The billionaire media magnate, 85, who is seeking national office again after a nine-year absence, has led four governments since entering politics in 1994 but was temporarily banned after a conviction for tax fraud in 2013.
Surrounded by a mounting debt crisis and scandal over Mr Berlusconi's "bunga bunga" sex parties in his villa outside Milan, his last government collapsed in 2011.
He told state radio on Wednesday he had been urged by "masses of people" inside and outside his Forza Italia party to run at the September 25 ballot.
"So I think in the end I will be a candidate for the Senate, so everyone will be happy," Mr Berlusconi said.
In his eighth national election campaign, he is again relying on the kind of full-throttled advertising that has helped to propel him to victory before.

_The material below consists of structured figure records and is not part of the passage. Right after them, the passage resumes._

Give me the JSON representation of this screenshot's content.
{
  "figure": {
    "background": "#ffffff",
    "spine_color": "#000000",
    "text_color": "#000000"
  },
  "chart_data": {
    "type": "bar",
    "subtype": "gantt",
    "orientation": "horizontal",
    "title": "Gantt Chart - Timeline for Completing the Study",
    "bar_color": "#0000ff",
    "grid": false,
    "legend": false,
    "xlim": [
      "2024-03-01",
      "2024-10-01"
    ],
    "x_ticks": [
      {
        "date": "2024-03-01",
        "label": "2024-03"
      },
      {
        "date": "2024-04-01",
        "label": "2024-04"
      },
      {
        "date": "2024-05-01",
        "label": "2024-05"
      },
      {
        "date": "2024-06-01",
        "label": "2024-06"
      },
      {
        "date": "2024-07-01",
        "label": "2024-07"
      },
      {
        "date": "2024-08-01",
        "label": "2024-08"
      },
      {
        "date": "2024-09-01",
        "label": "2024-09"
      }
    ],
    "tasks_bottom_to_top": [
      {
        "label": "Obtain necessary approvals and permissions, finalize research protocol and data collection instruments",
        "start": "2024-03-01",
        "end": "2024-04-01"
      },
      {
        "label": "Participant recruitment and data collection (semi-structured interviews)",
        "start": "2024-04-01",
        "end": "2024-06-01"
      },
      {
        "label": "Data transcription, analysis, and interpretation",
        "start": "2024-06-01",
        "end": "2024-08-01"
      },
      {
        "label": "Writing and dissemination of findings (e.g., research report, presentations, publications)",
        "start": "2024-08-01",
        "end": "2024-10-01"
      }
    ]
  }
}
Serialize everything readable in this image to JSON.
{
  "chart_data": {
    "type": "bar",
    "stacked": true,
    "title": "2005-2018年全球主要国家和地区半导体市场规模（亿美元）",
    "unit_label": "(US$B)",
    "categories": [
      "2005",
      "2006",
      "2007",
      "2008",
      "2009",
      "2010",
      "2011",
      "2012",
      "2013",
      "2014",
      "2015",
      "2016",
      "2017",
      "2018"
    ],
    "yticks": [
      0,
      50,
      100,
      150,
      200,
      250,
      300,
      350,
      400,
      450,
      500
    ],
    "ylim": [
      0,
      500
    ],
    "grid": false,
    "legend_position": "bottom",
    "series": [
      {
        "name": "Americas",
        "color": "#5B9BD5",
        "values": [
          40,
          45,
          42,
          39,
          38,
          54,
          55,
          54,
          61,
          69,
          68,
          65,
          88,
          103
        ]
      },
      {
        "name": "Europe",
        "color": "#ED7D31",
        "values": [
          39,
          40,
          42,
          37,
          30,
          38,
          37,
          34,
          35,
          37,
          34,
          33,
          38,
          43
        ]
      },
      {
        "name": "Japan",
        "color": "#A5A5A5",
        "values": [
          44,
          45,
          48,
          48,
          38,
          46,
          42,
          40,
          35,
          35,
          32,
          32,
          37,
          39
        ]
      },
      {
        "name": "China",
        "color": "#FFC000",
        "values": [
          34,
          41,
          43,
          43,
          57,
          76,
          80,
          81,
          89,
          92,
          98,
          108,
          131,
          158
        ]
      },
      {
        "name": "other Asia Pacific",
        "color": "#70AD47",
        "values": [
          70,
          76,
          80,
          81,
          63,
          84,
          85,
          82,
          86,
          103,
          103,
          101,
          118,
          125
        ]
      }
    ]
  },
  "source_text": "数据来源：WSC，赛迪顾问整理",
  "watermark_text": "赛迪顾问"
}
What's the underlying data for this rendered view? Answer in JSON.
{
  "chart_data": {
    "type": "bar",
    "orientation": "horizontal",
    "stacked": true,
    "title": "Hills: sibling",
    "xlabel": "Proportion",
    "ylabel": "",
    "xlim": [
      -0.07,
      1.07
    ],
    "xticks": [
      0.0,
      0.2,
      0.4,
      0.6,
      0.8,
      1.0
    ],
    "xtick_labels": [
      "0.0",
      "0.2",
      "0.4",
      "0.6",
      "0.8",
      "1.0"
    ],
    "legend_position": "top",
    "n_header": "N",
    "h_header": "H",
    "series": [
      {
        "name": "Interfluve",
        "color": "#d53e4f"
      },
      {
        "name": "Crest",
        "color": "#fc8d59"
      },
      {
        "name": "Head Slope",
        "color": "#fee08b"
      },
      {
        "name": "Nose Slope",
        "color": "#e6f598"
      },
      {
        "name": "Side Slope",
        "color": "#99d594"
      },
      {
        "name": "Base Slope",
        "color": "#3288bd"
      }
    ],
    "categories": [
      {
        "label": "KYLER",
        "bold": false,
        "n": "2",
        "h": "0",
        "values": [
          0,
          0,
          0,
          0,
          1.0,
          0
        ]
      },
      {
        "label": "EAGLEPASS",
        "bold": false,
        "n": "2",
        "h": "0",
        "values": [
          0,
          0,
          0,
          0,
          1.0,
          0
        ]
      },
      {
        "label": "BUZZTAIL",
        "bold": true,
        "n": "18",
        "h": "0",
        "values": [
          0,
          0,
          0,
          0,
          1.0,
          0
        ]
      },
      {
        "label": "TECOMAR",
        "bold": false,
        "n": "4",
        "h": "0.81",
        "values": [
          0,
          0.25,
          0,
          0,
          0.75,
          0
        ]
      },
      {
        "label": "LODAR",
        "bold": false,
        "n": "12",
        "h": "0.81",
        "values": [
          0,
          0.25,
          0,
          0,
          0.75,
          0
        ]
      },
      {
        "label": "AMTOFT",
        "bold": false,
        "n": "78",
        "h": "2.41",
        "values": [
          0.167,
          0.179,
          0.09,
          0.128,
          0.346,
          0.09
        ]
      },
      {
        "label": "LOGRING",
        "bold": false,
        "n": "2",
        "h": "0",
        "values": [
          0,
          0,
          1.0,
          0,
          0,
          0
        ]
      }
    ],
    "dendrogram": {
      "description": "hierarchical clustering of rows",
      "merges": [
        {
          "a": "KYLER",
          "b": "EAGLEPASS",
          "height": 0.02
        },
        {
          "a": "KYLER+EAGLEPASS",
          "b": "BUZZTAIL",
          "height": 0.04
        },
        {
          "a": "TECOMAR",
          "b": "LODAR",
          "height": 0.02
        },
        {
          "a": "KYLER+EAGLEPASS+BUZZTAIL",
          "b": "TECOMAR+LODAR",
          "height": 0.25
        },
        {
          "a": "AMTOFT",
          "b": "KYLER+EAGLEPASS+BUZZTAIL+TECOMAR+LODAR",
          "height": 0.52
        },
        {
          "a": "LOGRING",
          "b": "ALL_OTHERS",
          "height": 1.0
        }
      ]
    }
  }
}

Large screens in railway and underground stations around the country feature photos of a youthful-looking Mr Berlusconi alongside the slogan "Oggi piu che mai, una scelta di campo" — roughly translated to mean "Now more than ever, pick a side".
Forza Italia is considered to be the moderate arm of a conservative alliance dominated by two right-wing parties: Giorgia Meloni's Brothers of Italy, which leads in opinion polls, and Matteo Salvini's Italian League.
With its centrist and leftist opponents badly divided, the bloc looks on track to win a clear majority at the election, which was called after Mario Draghi's broad "national unity" government collapsed last month.
Mr Berlusconi's legal problems are not behind him. He is currently on trial on charges of bribing witnesses in a previous case, in which he was acquitted in 2014 of paying for sex with an underage prostitute.
Mr Berlusconi denies all wrongdoing.